Many business are now using Office 365 as a subscription model for the desktop Office applications installed on computers and laptops.
Other businesses are using the Office 365 Business Premium or higher tiers like the newer Microsoft 365 to host their Exchange server and with that they get Onedrive, Sharepoint and other applications as standard such as Teams. The higher tier will give Windows 10 Business and even unlock features like native email encryption and Mobile Device Management.
The consultancy has been asked to audit Office365 for many clients. In these audits we see a common trait with the default settings that allow the external sharing of data at the most unrestricted level. This, amongst other important security tweaks should be checked.
Most companies just switch on the Office365 system for e-mail and desktop and don’t quite understand what other features exist. We use Office365 E3 and have 25 online apps at present in our toolbox. All of these have features that users can jump straight in and use.
By default you have no governance or secure controls enabled for the use of Exchange e-mail, Sharepoint, Onedrive or Teams and indeed the plethora of current and newer apps that Office365 provides.
Mailbox auditing is not enabled by default. Shared mailboxes are rarely properly understood or deployed with a view to data loss prevention.
Data can and will be leaking from improperly configured cloud services. Office365 is not alone in this. We see serious data leak concerns with Dropbox and even 3rd party based cloud backup solutions.
Is that a breach? Is it negligence? Why wait and find out as a result of someting bad. I hope this and other posts in our blog will help you to improve your IT security.

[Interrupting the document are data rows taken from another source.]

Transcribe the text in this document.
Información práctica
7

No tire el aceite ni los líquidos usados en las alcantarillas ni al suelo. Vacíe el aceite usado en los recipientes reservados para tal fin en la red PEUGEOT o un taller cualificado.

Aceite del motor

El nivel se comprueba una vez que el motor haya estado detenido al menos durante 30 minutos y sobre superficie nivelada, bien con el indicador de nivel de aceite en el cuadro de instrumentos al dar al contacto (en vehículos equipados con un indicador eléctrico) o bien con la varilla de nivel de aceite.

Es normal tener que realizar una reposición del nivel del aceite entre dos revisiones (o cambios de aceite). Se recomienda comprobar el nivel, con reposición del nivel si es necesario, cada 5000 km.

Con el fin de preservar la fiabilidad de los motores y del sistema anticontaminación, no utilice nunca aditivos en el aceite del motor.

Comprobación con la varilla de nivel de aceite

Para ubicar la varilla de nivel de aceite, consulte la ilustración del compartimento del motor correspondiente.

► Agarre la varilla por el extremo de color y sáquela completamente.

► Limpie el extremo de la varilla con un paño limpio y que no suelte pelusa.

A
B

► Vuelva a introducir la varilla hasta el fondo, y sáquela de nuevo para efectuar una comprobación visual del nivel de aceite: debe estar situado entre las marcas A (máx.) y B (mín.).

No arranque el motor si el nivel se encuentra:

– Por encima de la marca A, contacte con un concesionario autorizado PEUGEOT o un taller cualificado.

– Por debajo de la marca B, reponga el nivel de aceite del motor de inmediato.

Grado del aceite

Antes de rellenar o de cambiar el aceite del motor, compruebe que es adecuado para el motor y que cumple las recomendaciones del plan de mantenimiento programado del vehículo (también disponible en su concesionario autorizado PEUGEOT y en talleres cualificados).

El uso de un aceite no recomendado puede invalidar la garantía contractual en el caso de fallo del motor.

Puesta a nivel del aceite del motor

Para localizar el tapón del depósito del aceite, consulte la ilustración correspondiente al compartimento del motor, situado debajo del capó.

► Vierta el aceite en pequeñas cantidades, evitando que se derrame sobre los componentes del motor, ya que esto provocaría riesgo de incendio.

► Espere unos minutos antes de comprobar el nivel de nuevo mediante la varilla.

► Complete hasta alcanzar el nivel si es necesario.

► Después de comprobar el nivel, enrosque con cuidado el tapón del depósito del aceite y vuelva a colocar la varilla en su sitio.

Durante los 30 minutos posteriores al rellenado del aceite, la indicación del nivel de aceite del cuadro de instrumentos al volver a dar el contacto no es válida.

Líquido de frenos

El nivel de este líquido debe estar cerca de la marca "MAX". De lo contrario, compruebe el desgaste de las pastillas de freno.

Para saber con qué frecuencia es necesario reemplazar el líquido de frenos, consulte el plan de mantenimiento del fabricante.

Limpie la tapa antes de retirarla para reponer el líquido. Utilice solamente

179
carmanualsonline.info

Office 365 Security Tools Built In
Microsoft offer some excellent controls to help you secure the platform. By using https://protection.office.com you can see a huge toolbox of settings.
There is an important feature on https://securescore.microsoft.com too. This is very helpful as it guides you through the options they recommend to switch on. It shows your company score against the global average, same industry average and size of company average.
It’s important to note how low the global average is; with 37 the average score as shown on the left. It proves the need for companies to use the services we offer so we can help bolster the security settings and improve upon the average score. ACITConsultancy’s score is 216 here, twice the industry average for IT.
Also this updates regularly as your application and tenant use grows. Since Office365 is an online service delivery new features and apps are released quicker than what we are traditionally used to with offline software.
Office 365 Security Tips:
- Think about the digital perimiter in which the business data needs to operate. Should anything be allowed to be shared publicly and exposed via Sharepoint or Onedrive? Should any sharing if allowed be offered to Anonymous recipients? Use the options for sharing in the Admin portals for Onedrive, Sharepoint and Public connectivity in Teams.
- Follow as much guidance through the Microsoft Secure Score as possible and work on the reports given to you in the Protection portal.
- Think about who has access to the Global Administrator role. Lock this down and seperate it from any daily accounts used for things like e-mail. The Secure Score pages will guide you towards adding Multi Factor Authentication on these accounts too.
- Regularly check the reports that are offered by Microsoft. You can even schedule these to be delivered to your inbox. Highlighting any users that are suddenly increasing their sharing or using an increased amount of storage in Onedrive that may indicate an employee leaking your data.
- Turn on MFA (Multifactor Authentication) for important accounts. This will be all your admin users and any important VIPs.
- Think about using Azure Active Directory P1 or P2 tier (this is also included in some of the higher tiers) and your business will get insight into employee usage and also what accounts are targetted or most at risk in your organisation.